Batch growth of yeast strains on 20 g/L sucrose. The consumption of sucrose and the ethanol and biomass production by strain 1403-7A (solid circles) or strain LCM001 (hollow circles) were determined during growth in rich YP medium. For each strain a representative growth curve is shown.

Figure 6

Biomass yields by yeast strains.

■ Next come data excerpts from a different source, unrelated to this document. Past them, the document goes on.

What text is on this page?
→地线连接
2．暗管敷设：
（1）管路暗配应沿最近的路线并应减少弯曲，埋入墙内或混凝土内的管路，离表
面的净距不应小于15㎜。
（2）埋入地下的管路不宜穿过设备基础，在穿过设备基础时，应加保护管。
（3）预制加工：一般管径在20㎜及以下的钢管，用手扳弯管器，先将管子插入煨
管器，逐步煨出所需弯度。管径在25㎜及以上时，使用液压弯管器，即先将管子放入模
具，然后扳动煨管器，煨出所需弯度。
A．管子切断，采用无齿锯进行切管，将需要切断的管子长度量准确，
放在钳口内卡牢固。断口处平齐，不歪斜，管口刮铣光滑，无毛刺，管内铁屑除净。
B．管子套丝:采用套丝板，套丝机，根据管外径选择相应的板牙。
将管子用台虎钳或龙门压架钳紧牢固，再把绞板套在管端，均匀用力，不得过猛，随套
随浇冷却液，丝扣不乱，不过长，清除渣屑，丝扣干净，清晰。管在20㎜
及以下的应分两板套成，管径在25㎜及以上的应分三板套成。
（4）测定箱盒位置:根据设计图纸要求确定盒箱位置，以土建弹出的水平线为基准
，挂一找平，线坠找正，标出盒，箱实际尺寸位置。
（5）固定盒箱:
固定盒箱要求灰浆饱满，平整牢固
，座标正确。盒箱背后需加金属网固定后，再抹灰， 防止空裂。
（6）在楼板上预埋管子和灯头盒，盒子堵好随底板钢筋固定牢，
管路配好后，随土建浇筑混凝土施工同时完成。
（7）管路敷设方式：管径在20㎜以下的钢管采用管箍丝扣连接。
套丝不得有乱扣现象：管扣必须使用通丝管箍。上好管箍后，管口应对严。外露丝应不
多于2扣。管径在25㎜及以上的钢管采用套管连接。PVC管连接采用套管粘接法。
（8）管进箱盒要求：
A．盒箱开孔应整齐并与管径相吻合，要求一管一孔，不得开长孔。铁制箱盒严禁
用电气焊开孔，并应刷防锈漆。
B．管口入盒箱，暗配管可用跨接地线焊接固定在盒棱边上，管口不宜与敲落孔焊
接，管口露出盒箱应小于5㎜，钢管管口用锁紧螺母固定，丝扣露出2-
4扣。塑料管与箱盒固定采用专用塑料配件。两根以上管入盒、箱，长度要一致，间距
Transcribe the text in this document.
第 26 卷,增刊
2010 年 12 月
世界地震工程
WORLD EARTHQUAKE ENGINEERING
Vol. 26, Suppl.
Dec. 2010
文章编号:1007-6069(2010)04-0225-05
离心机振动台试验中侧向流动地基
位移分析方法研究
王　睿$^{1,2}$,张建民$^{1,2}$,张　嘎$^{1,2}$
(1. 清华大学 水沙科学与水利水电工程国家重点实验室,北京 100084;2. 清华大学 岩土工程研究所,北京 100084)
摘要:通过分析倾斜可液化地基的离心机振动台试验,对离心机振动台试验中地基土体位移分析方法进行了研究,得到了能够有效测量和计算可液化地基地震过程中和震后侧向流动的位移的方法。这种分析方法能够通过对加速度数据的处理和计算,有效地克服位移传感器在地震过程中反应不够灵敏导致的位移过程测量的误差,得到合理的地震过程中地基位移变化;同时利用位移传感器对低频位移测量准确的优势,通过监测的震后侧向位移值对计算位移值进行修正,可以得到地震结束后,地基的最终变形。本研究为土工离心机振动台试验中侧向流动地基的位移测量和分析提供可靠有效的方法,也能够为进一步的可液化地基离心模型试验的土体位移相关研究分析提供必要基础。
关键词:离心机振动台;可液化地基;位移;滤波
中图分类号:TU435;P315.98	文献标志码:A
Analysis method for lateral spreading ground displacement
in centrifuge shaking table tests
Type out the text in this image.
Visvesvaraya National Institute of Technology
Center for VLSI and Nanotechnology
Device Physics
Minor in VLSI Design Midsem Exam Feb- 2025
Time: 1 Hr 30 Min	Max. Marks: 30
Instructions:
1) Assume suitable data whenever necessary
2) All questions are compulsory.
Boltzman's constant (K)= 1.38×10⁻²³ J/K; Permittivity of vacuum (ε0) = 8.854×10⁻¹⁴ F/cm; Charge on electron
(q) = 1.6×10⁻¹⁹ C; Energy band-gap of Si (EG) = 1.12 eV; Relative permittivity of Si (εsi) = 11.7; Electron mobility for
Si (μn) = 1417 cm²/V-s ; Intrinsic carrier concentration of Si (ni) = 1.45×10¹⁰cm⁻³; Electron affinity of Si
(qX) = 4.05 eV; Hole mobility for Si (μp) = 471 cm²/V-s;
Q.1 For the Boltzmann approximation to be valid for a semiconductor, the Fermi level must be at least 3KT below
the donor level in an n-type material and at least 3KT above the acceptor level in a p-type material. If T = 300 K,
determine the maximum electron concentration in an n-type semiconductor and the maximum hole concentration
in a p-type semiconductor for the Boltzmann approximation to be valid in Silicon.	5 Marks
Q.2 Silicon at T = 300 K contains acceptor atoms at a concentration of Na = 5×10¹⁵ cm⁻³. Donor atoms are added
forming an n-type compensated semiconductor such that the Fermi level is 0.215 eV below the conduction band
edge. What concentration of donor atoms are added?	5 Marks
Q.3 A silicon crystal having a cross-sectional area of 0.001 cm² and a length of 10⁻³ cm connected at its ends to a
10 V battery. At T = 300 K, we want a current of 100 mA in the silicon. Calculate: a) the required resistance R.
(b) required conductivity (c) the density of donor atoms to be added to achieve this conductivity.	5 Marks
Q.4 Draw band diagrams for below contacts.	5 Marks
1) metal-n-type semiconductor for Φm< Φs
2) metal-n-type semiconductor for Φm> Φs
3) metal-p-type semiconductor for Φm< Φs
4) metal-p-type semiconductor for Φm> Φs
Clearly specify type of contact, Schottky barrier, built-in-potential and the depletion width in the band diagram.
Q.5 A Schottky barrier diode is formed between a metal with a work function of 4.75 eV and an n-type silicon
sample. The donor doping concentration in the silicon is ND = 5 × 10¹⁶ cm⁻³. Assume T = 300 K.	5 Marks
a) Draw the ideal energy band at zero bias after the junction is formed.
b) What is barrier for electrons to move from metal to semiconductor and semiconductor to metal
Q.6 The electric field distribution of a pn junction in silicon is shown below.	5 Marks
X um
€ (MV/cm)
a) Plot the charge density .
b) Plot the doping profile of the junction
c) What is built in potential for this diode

The relative biomass yields, normalized to the values obtained by the wild-type 1403-7A strain in medium containing 20 g/L glucose, were determined during growth of strain 1403-7A (black symbols) or strain LCM001 (red symbols) in synthetic yeast nitrogen medium containing 5 (triangles), 10 (squares) or 15 (inverted triangles) g/L ammonium sulfate (open symbols) or peptone (close symbols) as nitrogen source, and 20 g/L of the indicated carbon sources. Results obtained with rich YP medium (circles) in the absence (open symbols) or presence (close symbols) of antimycin A are also shown. For the wild-type 1403-7A strain the Y_x/s values varied between 0.20 ± 0.02 and 0.48 ± 0.03 g biomass (g glucose)^-1 when ammonium sulfate or peptone were used as nitrogen source, respectively, or 0.14 g biomass (g sucrose)^-1 when antimycin A was added to the medium.